It’s no secret that the first two Thor films haven’t fared well with critics and fans. The God of Thunder arguably has two of the weaker films in the Marvel Cinematic Universe (please, don’t remind me of The Dark World). However, Thor: Ragnarok flips the script. We’re treated to a film that doesn’t stray from its identity and owns the fact that, yeah, it’s a comedy more than an action spectacle.
There are rare moments where Marvel allows their directors to, well, direct sans all the heavy-handed studio input. This is one of those moments for director Taika Waititi. Don’t Waititi’s shy resume fool you: What We Do in the Shadows and Hunt for the Wilderpeople are two funny, clever films. His work with both comedies bled into Ragnarok from the onset. Thor (Chris Hemsworth) opens the film trapped in a cage, speaking to a skeleton. Almost immediately do I get a feel for the light-hearted foundation that’s chock-full of jokes. The film doesn’t take long to prove that this installment is different, more genuine and true to itself.
And that’s the reason I loved my time with Ragnarok. I never felt forced to care about a half-hearted plot where the villain struggles to challenge our protagonists. In Waititi’s take, we’re gifted a smarter popcorn-flick coupled with solid acting that never wears down over time.
In Ragnarok, we find Thor faced with the toughest foe of his life: Hela (Cate Blanchett). Hela threatens to overthrow Asgard, conquer its people and wreak havoc on the universe.
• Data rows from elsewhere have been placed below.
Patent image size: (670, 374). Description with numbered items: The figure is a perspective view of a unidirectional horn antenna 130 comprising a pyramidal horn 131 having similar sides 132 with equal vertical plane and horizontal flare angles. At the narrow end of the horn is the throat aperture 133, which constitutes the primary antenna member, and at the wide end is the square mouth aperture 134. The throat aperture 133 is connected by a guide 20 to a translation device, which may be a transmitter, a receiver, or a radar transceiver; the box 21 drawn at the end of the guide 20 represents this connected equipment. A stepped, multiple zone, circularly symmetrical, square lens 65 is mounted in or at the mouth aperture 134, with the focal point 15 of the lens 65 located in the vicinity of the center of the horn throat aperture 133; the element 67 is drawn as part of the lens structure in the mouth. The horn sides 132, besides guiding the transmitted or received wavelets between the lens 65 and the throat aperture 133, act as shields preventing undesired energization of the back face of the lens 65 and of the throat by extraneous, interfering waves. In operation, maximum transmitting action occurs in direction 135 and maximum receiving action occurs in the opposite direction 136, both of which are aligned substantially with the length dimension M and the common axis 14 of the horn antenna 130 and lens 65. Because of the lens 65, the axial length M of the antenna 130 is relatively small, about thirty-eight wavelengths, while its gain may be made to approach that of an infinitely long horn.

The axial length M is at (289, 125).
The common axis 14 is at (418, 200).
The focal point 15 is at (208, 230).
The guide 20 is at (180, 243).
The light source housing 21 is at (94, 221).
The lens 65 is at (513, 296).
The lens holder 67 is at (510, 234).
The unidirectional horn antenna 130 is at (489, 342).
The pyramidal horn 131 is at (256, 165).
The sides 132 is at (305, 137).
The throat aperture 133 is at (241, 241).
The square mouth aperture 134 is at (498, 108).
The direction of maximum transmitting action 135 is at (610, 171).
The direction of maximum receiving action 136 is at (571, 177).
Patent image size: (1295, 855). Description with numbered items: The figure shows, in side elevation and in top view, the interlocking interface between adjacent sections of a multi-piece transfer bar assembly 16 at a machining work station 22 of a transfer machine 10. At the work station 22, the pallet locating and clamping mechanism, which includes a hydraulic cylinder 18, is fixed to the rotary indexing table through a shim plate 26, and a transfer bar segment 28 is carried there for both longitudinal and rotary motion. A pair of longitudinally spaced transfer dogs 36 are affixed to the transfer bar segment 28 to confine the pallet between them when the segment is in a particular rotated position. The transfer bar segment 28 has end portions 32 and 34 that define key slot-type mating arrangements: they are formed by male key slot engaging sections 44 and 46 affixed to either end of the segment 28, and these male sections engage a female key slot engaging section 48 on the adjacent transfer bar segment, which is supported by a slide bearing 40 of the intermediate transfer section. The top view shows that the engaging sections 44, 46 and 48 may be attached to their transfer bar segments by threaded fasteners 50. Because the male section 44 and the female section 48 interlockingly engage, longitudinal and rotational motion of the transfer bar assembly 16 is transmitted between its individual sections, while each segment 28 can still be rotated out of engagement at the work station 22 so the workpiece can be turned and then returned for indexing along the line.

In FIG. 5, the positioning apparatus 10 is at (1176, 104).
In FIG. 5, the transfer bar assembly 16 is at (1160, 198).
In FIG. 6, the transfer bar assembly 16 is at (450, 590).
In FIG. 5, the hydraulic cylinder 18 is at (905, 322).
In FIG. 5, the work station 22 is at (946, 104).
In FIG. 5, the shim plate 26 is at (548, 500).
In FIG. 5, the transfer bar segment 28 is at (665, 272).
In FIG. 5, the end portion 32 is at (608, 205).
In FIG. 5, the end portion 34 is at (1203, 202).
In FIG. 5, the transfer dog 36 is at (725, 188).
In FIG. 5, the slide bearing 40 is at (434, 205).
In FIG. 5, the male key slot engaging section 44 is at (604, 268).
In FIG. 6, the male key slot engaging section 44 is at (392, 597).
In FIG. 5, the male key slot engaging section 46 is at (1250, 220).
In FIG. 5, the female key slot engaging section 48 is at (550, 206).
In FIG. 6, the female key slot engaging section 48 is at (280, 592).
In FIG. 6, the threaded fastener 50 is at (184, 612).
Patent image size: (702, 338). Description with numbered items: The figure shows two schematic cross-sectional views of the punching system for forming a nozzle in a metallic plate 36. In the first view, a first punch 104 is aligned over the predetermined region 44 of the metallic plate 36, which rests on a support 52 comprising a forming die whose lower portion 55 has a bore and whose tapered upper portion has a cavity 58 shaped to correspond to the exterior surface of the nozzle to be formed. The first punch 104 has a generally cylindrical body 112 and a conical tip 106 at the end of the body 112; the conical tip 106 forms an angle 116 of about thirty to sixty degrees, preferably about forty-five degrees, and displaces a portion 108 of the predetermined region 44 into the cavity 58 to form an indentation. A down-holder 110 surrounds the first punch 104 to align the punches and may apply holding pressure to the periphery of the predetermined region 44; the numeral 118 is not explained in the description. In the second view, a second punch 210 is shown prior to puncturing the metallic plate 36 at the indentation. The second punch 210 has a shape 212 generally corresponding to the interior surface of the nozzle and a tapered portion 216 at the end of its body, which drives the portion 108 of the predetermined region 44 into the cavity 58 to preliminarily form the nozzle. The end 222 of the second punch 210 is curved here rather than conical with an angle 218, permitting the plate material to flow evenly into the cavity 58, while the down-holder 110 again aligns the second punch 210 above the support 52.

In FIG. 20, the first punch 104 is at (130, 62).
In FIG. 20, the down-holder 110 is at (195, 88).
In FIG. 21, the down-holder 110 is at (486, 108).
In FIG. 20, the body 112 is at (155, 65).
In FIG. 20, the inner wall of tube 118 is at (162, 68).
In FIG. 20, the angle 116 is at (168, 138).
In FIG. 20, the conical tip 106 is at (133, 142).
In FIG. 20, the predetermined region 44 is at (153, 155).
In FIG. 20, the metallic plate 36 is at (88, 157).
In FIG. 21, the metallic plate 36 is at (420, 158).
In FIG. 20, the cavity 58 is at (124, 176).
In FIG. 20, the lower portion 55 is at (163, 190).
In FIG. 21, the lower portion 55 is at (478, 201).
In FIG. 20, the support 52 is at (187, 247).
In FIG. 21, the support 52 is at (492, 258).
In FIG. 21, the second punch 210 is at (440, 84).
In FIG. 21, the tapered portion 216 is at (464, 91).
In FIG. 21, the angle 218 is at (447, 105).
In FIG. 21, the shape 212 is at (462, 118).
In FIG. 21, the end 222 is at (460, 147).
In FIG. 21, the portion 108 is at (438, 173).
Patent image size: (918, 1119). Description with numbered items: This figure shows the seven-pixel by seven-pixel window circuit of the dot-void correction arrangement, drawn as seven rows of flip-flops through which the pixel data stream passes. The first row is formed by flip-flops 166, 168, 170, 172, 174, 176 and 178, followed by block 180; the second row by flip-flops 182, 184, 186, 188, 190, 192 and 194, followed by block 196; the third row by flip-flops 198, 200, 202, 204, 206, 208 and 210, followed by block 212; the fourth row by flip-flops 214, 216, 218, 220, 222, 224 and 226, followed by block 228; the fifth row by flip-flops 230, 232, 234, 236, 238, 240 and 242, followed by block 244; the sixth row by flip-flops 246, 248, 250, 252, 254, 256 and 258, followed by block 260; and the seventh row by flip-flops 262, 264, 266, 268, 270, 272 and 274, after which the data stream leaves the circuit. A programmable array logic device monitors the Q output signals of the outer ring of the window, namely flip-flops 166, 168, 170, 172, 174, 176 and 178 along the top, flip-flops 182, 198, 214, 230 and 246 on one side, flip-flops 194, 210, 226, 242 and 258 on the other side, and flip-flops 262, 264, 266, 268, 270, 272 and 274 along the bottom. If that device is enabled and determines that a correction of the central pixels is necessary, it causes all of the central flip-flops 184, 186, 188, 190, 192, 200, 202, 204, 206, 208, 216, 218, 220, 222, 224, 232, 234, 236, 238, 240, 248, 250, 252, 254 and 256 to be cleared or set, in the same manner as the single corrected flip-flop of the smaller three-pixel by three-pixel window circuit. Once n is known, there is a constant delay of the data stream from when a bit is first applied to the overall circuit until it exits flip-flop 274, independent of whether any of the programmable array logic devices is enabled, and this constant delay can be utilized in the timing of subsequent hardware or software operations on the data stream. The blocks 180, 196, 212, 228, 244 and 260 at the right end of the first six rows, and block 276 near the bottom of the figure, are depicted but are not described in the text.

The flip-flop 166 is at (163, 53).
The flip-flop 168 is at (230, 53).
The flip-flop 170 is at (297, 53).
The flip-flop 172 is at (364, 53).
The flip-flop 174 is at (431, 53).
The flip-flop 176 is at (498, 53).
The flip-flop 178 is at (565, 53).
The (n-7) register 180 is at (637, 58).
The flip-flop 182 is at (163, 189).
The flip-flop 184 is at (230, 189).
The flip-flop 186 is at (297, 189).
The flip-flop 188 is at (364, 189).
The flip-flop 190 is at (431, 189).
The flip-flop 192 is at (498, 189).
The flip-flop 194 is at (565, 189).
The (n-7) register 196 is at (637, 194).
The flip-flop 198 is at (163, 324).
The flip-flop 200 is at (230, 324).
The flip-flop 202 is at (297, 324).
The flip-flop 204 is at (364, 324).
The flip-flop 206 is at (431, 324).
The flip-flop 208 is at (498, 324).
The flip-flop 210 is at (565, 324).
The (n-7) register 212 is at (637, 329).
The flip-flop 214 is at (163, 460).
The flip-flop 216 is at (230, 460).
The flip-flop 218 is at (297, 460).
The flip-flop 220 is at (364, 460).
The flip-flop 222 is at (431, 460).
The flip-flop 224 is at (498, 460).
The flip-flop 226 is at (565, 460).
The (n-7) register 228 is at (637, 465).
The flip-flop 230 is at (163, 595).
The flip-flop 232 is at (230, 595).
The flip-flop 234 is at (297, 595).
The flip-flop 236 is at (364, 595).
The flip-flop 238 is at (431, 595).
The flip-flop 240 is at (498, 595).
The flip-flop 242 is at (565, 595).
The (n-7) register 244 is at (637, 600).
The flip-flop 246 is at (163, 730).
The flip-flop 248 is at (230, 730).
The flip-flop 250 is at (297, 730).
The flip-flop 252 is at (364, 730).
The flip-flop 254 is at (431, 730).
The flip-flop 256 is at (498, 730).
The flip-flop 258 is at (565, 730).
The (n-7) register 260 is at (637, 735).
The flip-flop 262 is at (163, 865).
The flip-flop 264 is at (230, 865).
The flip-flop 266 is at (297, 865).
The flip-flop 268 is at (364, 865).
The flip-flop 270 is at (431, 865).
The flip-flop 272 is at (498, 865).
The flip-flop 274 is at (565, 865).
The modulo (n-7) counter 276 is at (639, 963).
Sure, sure, the surface value seems generic, but there’s a bit more to it than the obvious — trust me.
There’s a charm to this journey I haven’t sensed in a bit of time with the MCU. None of the characters need to be overly serious, and there’s a care-free air that surrounds the film. It only helps that when Hemsworth delivers jokes, his comedic timing is nearly perfect. When we encounter Hulk (Mark Ruffalo), he expresses personality that meshed well with Thor. As for Loki, well he’s Loki (Tom Hiddleston) — the best anti-hero (or villain, depending on the film) the MCU has to offer.
As the first act neared its end, I wondered how in the world Eric Pearson and Craig Kyle‘s script could keep pace with humor around every corner. Luckily, for all of my skepticism followed reassurance that, yes, this film doesn’t lose steam after two hours and 10 minutes. It’s just flat-out fun. When you have Led Zepplin’s Immigrant Song blaring while Thor kicks some serious butt, it’s hard to not want more.
However, many fans would probably ask the million-dollar question: “Does this progress the MCU in any way?” The answer is simply “yes,” but Ragnarok doesn’t rely on universe advancement as a crutch. We don’t often witness moments that produce shock and awe in the grander scheme of things but when it happens, it’s justified. Even a couple special cameo had me giddy in my seat.
For all the praise Ragnarok deserves, I found a couple recurring flaws to be a tad too prominent:
Man, I didn’t have time to breathe in this one. That’s not too much of a bad thing if the action is good — which it was for the most part — but I would’ve enjoyed a few more moments to linger and draw out emotion when developing some of the characters. Another chink in Thor’s armor: While the CGI is generally fantastic, it’s clear where the special effects department cut corners. Green screen is noticeable far too often earlier in the film, which broke immersion. During a sequence where Thor, Loki and Odin (Anthony Hopkins) peer off to the horizon atop a mountain, the green screen is horrendous. Technical issues like this shouldn’t be present when Marvel Studios and Disney clearly have sufficient funds to avoid these imperfections.
The supporting cast in Ragnarok is everything you’d want in a successful superhero movie. Nobody feels glossed over and, outside of the forgettable Skurge (Karl Urban) and Heimdall (Idris Elba) — such a shame because these characters had potential — almost everybody impacts the plot. Actress Cate Blanchett takes the cake with her sinister, cunning Hela. What I expected to be a generic, one-off villain turned out to be a fun antagonist that really served her purpose. Tessa Thompson made the best out of her role as Scrapper 142/Valkyrie, as well. Something I loved was the women in this film pulling together some of the funnier moments while serving strong roles within the story. Also, there’s never a dull moment for actor Jeff Goldblum, who plays the Grandmaster on the planet Sakaar. He’s a scene-stealer and really capitalizes when the spotlight shines brightest.
Unless you’re expecting to hate this film, Thor: Ragnarok is nothing short of a fun, humorous escape for two hours. Waititi delivered a film that rivals Guardians of the Galaxy in terms of comedic value. In moments, it made a good case for the funniest Marvel film to-date.
Thor’s stake in the MCU finally received its staple film that can compete with the best superhero films have to offer. And it’s about time.
I was treated to a press screening of Thor: Ragnarok in 3D thanks to Sly Fox and Marvel Studios/Disney. ❤
Thor: Ragnarok is rated PG-13, runs 2 hours and 10 minutes and debuts in theaters on Nov. 3, 2017.